Question: What is the distrubtion of game ownership for the top publishers ?

steam_games %>% 
  select(-number, -release_date) %>% 
  mutate(max_owners = as.factor(max_owners / 1000000)) %>% 
  group_by(publisher) %>% 
  mutate(n = n()) %>% 
  ungroup() %>% 
  filter(n >= 80, publisher != 'NA') %>%
  mutate(publisher = paste0(publisher, " (", n, ")"),
         publisher = reorder(publisher, desc(n))) %>% 
  ggplot(aes(publisher, max_owners, color = publisher)) +
  geom_jitter(show.legend = FALSE, size = 3, alpha = 0.5) +
  scale_color_brewer(palette = 'RdBu') +
  theme_light() +
  labs(x = NULL,
       y = "Estimated Game Ownership per Million",
       title = "Distribution of ownership for top game publishers",
       subtitle = "(n) indicates total titles released",
       caption = "by: @eeysirhc\nsource: Steam Spy") +
  theme(panel.background = element_rect(fill = 'grey95'),
        plot.background = element_rect(fill = 'grey95'),
        panel.grid.major = element_blank(),
        panel.grid.minor = element_blank(),
        axis.text.x = element_text(angle = 45, hjust = 1)) 

Interesting takeaways

  • Mass Market: whether it is their distribution network or brand name, publishers such as Ubisoft (117) and Square Enix (85) manage to consistently break into the 1M+ user base categories.
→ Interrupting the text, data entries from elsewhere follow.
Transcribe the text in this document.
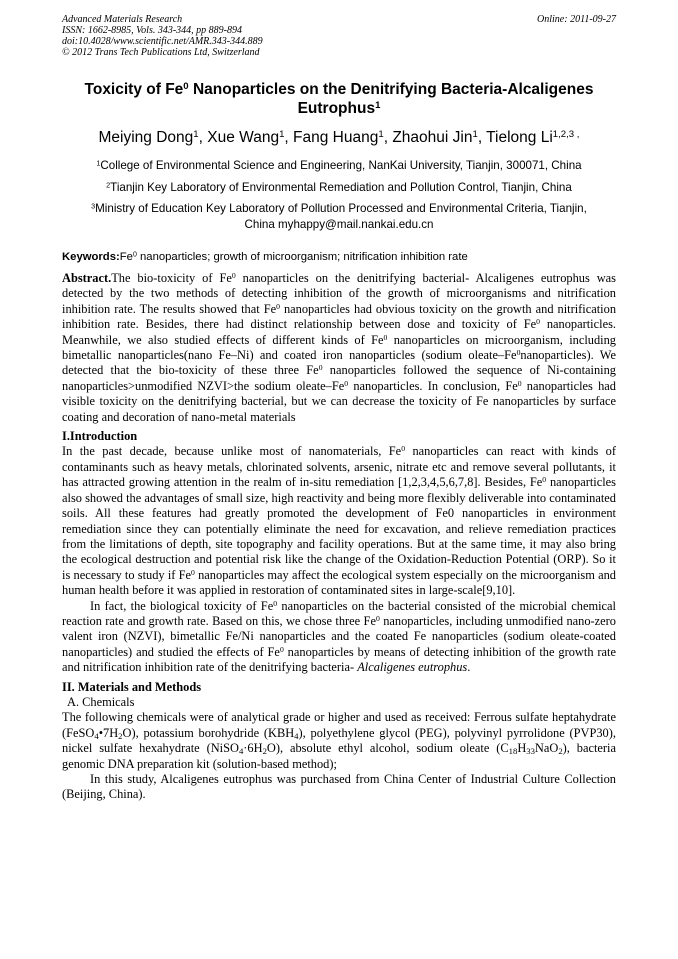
Advanced Materials Research
ISSN: 1662-8985, Vols. 343-344, pp 889-894
doi:10.4028/www.scientific.net/AMR.343-344.889
© 2012 Trans Tech Publications Ltd, Switzerland
Online: 2011-09-27
Toxicity of Fe$^0$ Nanoparticles on the Denitrifying Bacteria-Alcaligenes Eutrophus$^1$
Meiying Dong$^1$, Xue Wang$^1$, Fang Huang$^1$, Zhaohui Jin$^1$, Tielong $Li^{1,2,3 ,}$
$^1$College of Environmental Science and Engineering, NanKai University, Tianjin, 300071, China
$^2$Tianjin Key Laboratory of Environmental Remediation and Pollution Control, Tianjin, China
$^3$Ministry of Education Key Laboratory of Pollution Processed and Environmental Criteria, Tianjin,
China myhappy@mail.nankai.edu.cn
Keywords:Fe$^0$ nanoparticles; growth of microorganism; nitrification inhibition rate

Abstract.The bio-toxicity of Fe$^0$ nanoparticles on the denitrifying bacterial- Alcaligenes eutrophus was detected by the two methods of detecting inhibition of the growth of microorganisms and nitrification inhibition rate. The results showed that Fe$^0$ nanoparticles had obvious toxicity on the growth and nitrification inhibition rate. Besides, there had distinct relationship between dose and toxicity of Fe$^0$ nanoparticles. Meanwhile, we also studied effects of different kinds of Fe$^0$ nanoparticles on microorganism, including bimetallic nanoparticles(nano Fe–Ni) and coated iron nanoparticles (sodium oleate–Fe$^0$nanoparticles). We detected that the bio-toxicity of these three Fe$^0$ nanoparticles followed the sequence of Ni-containing nanoparticles>unmodified NZVI>the sodium oleate–Fe$^0$ nanoparticles. In conclusion, Fe$^0$ nanoparticles had visible toxicity on the denitrifying bacterial, but we can decrease the toxicity of Fe nanoparticles by surface coating and decoration of nano-metal materials

I.Introduction

In the past decade, because unlike most of nanomaterials, Fe$^0$ nanoparticles can react with kinds of contaminants such as heavy metals, chlorinated solvents, arsenic, nitrate etc and remove several pollutants, it has attracted growing attention in the realm of in-situ remediation [1,2,3,4,5,6,7,8]. Besides, Fe$^0$ nanoparticles also showed the advantages of small size, high reactivity and being more flexibly deliverable into contaminated soils. All these features had greatly promoted the development of Fe0 nanoparticles in environment remediation since they can potentially eliminate the need for excavation, and relieve remediation practices from the limitations of depth, site topography and facility operations. But at the same time, it may also bring the ecological destruction and potential risk like the change of the Oxidation-Reduction Potential (ORP). So it is necessary to study if Fe$^0$ nanoparticles may affect the ecological system especially on the microorganism and human health before it was applied in restoration of contaminated sites in large-scale[9,10].

In fact, the biological toxicity of Fe$^0$ nanoparticles on the bacterial consisted of the microbial chemical reaction rate and growth rate. Based on this, we chose three Fe$^0$ nanoparticles, including unmodified nano-zero valent iron (NZVI), bimetallic Fe/Ni nanoparticles and the coated Fe nanoparticles (sodium oleate-coated nanoparticles) and studied the effects of Fe$^0$ nanoparticles by means of detecting inhibition of the growth rate and nitrification inhibition rate of the denitrifying bacteria- Alcaligenes eutrophus.

II. Materials and Methods

A. Chemicals

The following chemicals were of analytical grade or higher and used as received: Ferrous sulfate heptahydrate $(FeSO_4•7H_2O)$, potassium borohydride $(KBH_4)$, polyethylene glycol (PEG), polyvinyl pyrrolidone (PVP30), nickel sulfate hexahydrate $(NiSO_4\cdot 6H_2O)$, absolute ethyl alcohol, sodium oleate $(C_{18}H_{33}NaO_2)$, bacteria genomic DNA preparation kit (solution-based method);

In this study, Alcaligenes eutrophus was purchased from China Center of Industrial Culture Collection (Beijing, China).
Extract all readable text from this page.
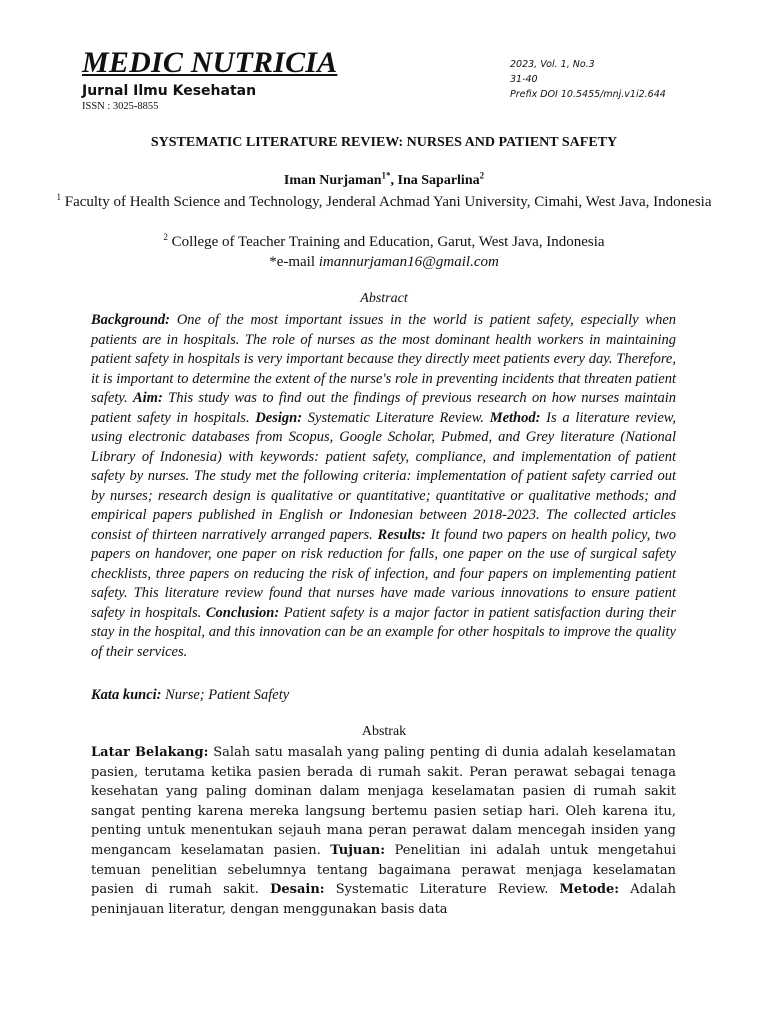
MEDIC NUTRICIA
Jurnal Ilmu Kesehatan
ISSN : 3025-8855
2023, Vol. 1, No.3
31-40
Prefix DOI 10.5455/mnj.v1i2.644
SYSTEMATIC LITERATURE REVIEW: NURSES AND PATIENT SAFETY
Iman Nurjaman$^{1*}$, Ina Saparlina$^2$
$^1$ Faculty of Health Science and Technology, Jenderal Achmad Yani University, Cimahi, West Java, Indonesia
$^2$ College of Teacher Training and Education, Garut, West Java, Indonesia
*e-mail imannurjaman16@gmail.com
Abstract

Background: One of the most important issues in the world is patient safety, especially when patients are in hospitals. The role of nurses as the most dominant health workers in maintaining patient safety in hospitals is very important because they directly meet patients every day. Therefore, it is important to determine the extent of the nurse's role in preventing incidents that threaten patient safety. Aim: This study was to find out the findings of previous research on how nurses maintain patient safety in hospitals. Design: Systematic Literature Review. Method: Is a literature review, using electronic databases from Scopus, Google Scholar, Pubmed, and Grey literature (National Library of Indonesia) with keywords: patient safety, compliance, and implementation of patient safety by nurses. The study met the following criteria: implementation of patient safety carried out by nurses; research design is qualitative or quantitative; quantitative or qualitative methods; and empirical papers published in English or Indonesian between 2018-2023. The collected articles consist of thirteen narratively arranged papers. Results: It found two papers on health policy, two papers on handover, one paper on risk reduction for falls, one paper on the use of surgical safety checklists, three papers on reducing the risk of infection, and four papers on implementing patient safety. This literature review found that nurses have made various innovations to ensure patient safety in hospitals. Conclusion: Patient safety is a major factor in patient satisfaction during their stay in the hospital, and this innovation can be an example for other hospitals to improve the quality of their services.

Kata kunci: Nurse; Patient Safety
Abstrak

Latar Belakang: Salah satu masalah yang paling penting di dunia adalah keselamatan pasien, terutama ketika pasien berada di rumah sakit. Peran perawat sebagai tenaga kesehatan yang paling dominan dalam menjaga keselamatan pasien di rumah sakit sangat penting karena mereka langsung bertemu pasien setiap hari. Oleh karena itu, penting untuk menentukan sejauh mana peran perawat dalam mencegah insiden yang mengancam keselamatan pasien. Tujuan: Penelitian ini adalah untuk mengetahui temuan penelitian sebelumnya tentang bagaimana perawat menjaga keselamatan pasien di rumah sakit. Desain: Systematic Literature Review. Metode: Adalah peninjauan literatur, dengan menggunakan basis data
  • Some Hits Mostly Miss: majority of the top publishers will fall in this category like Strategy First (126) or Degica (81) where a few game titles will break 50K or 100K users but majority will fall in the 20K bucket.
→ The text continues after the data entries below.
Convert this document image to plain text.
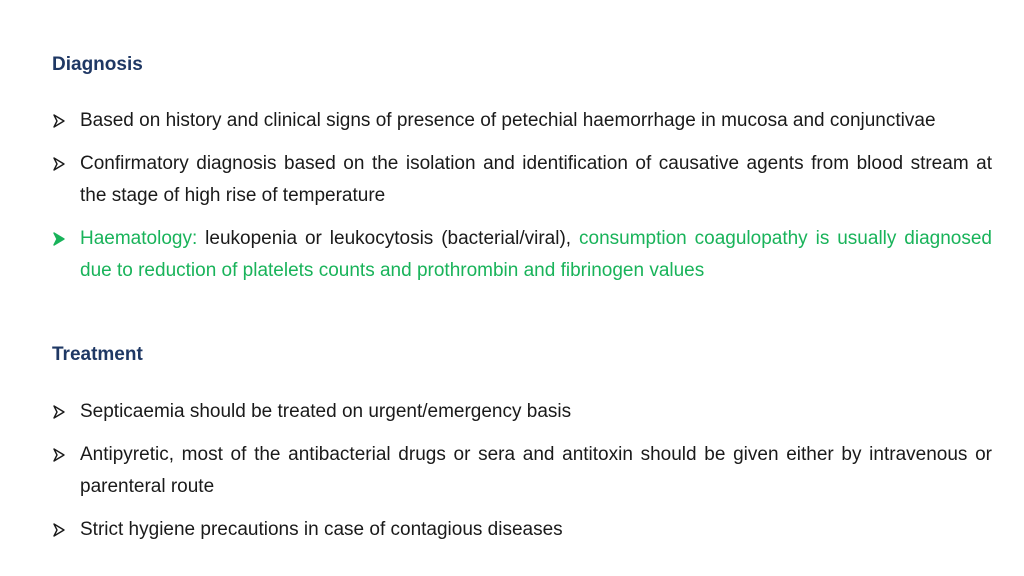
Diagnosis
Based on history and clinical signs of presence of petechial haemorrhage in mucosa and conjunctivae
Confirmatory diagnosis based on the isolation and identification of causative agents from blood stream at the stage of high rise of temperature
Haematology: leukopenia or leukocytosis (bacterial/viral), consumption coagulopathy is usually diagnosed due to reduction of platelets counts and prothrombin and fibrinogen values
Treatment
Septicaemia should be treated on urgent/emergency basis
Antipyretic, most of the antibacterial drugs or sera and antitoxin should be given either by intravenous or parenteral route
Strict hygiene precautions in case of contagious diseases
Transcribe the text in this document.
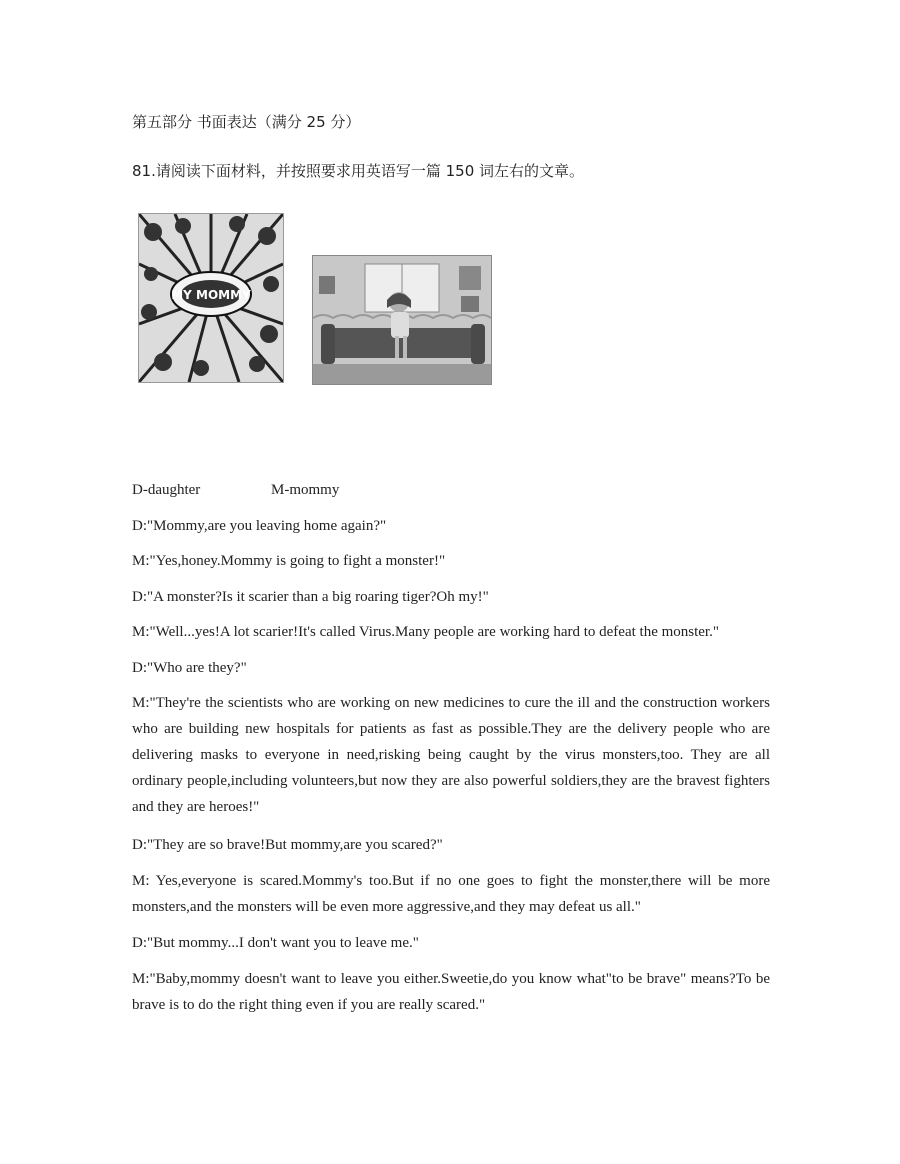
第五部分 书面表达（满分 25 分）
81.请阅读下面材料，并按照要求用英语写一篇 150 词左右的文章。
MY MOMMY
D-daughter	M-mommy
D:"Mommy,are you leaving home again?"
M:"Yes,honey.Mommy is going to fight a monster!"
D:"A monster?Is it scarier than a big roaring tiger?Oh my!"
M:"Well...yes!A lot scarier!It's called Virus.Many people are working hard to defeat the monster."
D:"Who are they?"
M:"They're the scientists who are working on new medicines to cure the ill and the construction workers who are building new hospitals for patients as fast as possible.They are the delivery people who are delivering masks to everyone in need,risking being caught by the virus monsters,too. They are all ordinary people,including volunteers,but now they are also powerful soldiers,they are the bravest fighters and they are heroes!"
D:"They are so brave!But mommy,are you scared?"
M: Yes,everyone is scared.Mommy's too.But if no one goes to fight the monster,there will be more monsters,and the monsters will be even more aggressive,and they may defeat us all."
D:"But mommy...I don't want you to leave me."
M:"Baby,mommy doesn't want to leave you either.Sweetie,do you know what"to be brave" means?To be brave is to do the right thing even if you are really scared."
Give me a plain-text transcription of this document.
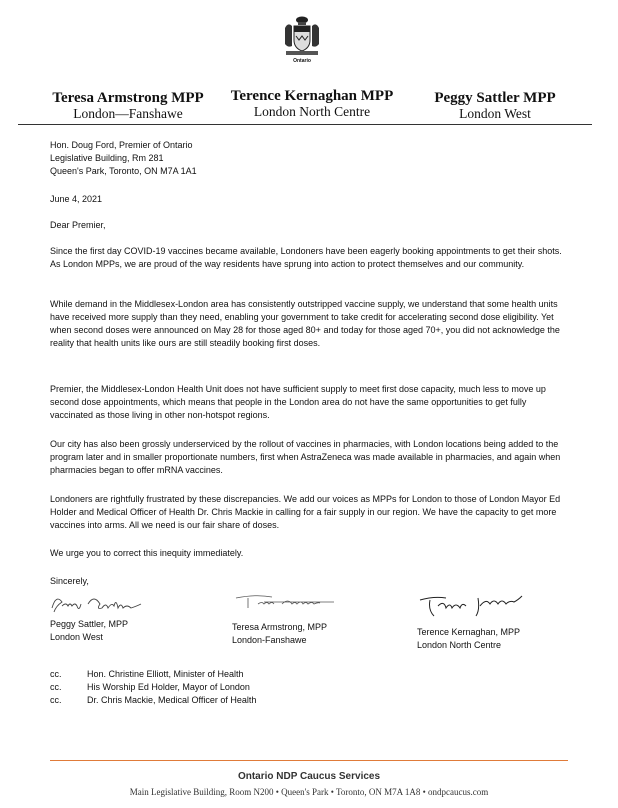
Ontario
Teresa Armstrong MPP
London—Fanshawe
Terence Kernaghan MPP
London North Centre
Peggy Sattler MPP
London West
Hon. Doug Ford, Premier of Ontario
Legislative Building, Rm 281
Queen's Park, Toronto, ON M7A 1A1
June 4, 2021
Dear Premier,
Since the first day COVID-19 vaccines became available, Londoners have been eagerly booking appointments to get their shots. As London MPPs, we are proud of the way residents have sprung into action to protect themselves and our community.
While demand in the Middlesex-London area has consistently outstripped vaccine supply, we understand that some health units have received more supply than they need, enabling your government to take credit for accelerating second dose eligibility. Yet when second doses were announced on May 28 for those aged 80+ and today for those aged 70+, you did not acknowledge the reality that health units like ours are still steadily booking first doses.
Premier, the Middlesex-London Health Unit does not have sufficient supply to meet first dose capacity, much less to move up second dose appointments, which means that people in the London area do not have the same opportunities to get fully vaccinated as those living in other non-hotspot regions.
Our city has also been grossly underserviced by the rollout of vaccines in pharmacies, with London locations being added to the program later and in smaller proportionate numbers, first when AstraZeneca was made available in pharmacies, and again when pharmacies began to offer mRNA vaccines.
Londoners are rightfully frustrated by these discrepancies. We add our voices as MPPs for London to those of London Mayor Ed Holder and Medical Officer of Health Dr. Chris Mackie in calling for a fair supply in our region. We have the capacity to get more vaccines into arms. All we need is our fair share of doses.
We urge you to correct this inequity immediately.
Sincerely,
Peggy Sattler, MPP
London West
Teresa Armstrong, MPP
London-Fanshawe
Terence Kernaghan, MPP
London North Centre
cc.	Hon. Christine Elliott, Minister of Health
cc.	His Worship Ed Holder, Mayor of London
cc.	Dr. Chris Mackie, Medical Officer of Health
Ontario NDP Caucus Services
Main Legislative Building, Room N200 • Queen's Park • Toronto, ON M7A 1A8 • ondpcaucus.com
  • Niche Market: publishers like Big Fish Games (n=265) and Choice of Games (n=92) have a lot of titles under their belts where each game acquires no more than 20K users. It is possible they do not want to compete against major publishers like Ubisoft or SEGA but instead choose to churn out games which cater to a super niche audience.